Kaputte Jugend in Deutschland

Generation Y?

Ziemlich interessant wie die heutigen „kleinen“ ihre Seelenleben darstellen. Und das auch nur im Zuge der „Blogrevolution“. Dadurch ist es nämlich für jedermann möglich bei Diensten wie www.blogg.de sich einen selbigen zu registrieren. Ein öffentliches Tagebuch eben. Bestens geeignet für Unverstandene, Ausgestoßene, Betroffene. Jene eben die irgendwo nicht akzeptiert worden sind oder einfach nicht wollten? Eine perfekte Plattform um sich selbst zu zeigen, um seine Sicht der Dinge zu präsentieren. Und das natürlich so Anonym wie man möchte, zumindest auf den ersten Blick. So wie auch die 16 jährige $Person welche in ihrem Weblog unter anderem eine kurze Auflistung ihres Lebens bietet. Da geht’s mit einem Selbstmordversuch im Alter von 9 Jahren los und endet in der Bekanntgabe der Dinge die sie mag: Drogen, Tabletten, Alkohol… Bezeichnend vielleicht auch der Satz:„Ich habe keine Familie“, dabei wohnt sie doch bei ihrer Mutter und hat noch zwei ältere Geschwister…
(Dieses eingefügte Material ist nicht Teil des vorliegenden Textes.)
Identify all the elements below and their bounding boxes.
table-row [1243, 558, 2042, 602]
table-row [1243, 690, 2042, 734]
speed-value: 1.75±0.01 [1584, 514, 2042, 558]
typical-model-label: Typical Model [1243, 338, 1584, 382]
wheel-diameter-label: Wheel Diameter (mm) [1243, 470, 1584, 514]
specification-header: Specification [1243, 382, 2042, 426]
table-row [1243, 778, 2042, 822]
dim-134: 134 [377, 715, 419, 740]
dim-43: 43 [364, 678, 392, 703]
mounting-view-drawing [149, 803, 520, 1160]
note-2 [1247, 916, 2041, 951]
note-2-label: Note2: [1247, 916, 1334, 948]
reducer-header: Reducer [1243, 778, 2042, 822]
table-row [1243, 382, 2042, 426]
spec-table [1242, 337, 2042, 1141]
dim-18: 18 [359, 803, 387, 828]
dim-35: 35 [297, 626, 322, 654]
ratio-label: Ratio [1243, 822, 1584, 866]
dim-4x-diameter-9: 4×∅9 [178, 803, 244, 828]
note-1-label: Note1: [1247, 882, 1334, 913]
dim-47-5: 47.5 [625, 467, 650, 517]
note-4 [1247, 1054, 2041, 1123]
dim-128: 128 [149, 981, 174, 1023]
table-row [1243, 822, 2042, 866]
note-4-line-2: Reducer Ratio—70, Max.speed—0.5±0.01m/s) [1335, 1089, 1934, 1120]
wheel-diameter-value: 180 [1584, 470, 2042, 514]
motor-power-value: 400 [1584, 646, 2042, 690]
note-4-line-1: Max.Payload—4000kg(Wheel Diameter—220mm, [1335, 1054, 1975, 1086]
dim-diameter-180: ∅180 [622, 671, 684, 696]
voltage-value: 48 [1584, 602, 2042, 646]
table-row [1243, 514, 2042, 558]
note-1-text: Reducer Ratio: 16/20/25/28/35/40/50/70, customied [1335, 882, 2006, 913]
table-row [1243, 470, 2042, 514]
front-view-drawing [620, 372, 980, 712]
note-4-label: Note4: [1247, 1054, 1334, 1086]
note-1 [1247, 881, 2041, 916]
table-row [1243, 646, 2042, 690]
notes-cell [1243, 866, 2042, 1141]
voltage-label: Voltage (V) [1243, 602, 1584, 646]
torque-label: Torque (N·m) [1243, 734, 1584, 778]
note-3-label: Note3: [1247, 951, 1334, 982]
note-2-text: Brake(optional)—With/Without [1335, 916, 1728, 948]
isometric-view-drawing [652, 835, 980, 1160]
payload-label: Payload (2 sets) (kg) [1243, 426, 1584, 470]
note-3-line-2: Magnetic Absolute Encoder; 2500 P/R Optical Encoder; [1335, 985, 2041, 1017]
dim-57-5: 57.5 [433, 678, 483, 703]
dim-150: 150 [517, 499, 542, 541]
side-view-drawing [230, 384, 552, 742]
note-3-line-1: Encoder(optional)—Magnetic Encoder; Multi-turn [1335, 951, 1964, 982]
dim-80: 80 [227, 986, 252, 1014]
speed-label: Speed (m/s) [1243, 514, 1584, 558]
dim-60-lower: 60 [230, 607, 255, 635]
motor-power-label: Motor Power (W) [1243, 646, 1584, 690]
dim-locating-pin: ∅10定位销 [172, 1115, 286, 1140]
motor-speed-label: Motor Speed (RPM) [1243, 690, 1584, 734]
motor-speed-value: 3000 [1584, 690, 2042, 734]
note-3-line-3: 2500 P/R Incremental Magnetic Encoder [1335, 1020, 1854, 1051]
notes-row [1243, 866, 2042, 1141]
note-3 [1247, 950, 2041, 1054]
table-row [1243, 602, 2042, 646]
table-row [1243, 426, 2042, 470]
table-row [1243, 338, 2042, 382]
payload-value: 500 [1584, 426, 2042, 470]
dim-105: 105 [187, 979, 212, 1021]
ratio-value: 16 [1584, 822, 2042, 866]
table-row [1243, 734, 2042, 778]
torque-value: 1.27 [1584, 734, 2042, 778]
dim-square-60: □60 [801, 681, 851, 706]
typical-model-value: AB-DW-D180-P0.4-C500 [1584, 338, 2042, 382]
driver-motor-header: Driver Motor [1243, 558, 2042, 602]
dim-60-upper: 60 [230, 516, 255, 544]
Die Frage ist nun: War das schon immer so? Gabs früher genau solch suizidgefährdete Jugendliche? Im Allgemeinen ist schließlich die Geschichte „Die Leiden des jungen W“ von Goethe bekannt. Dieser schrieb den Briefroman nach dem Freitod eines Freundes. Als dieser Anfang der 1920er im Radio als Hörspiel ausgestrahlt wurde gab es einen starken Anstieg der Selbstmorde. Medien und ihre Wirkung?
Also schien es schon damals soetwas gegeben haben, es ist also kein neues, noch nie dagewesenes Phänomen.
Um auf $Person zurück zukommen, so scheint es Alltag zu sein in Depressionen zu schwelgen, Schwarz zu sein und Gothic zu mögen. Diesen Schluss lässt ihre Linkliste von virtuellen oder auch reellen Bekannten im Internet zu die sich relativ häufig ähneln. Aber woran liegt das? Wie kann man helfen? Muss man überhaupt helfen oder ist das eine (abgsehen von dem Beispiel) „normale“ Entwicklung die viele Jugendliche durchmachen? Fakt ist auf jedenfall das die Häufigkeit der „Zur Schau Stellung“ des Innersten sehr zugenommen hat.

(Ich bin weder Pädagoge noch Psychologe geschweige denn Soziologe, das sind alles nur meine alltäglichen Beoachtungen im Zuge der Streifzüge durchs weltweite Datennetz, dem globalen Dorf.)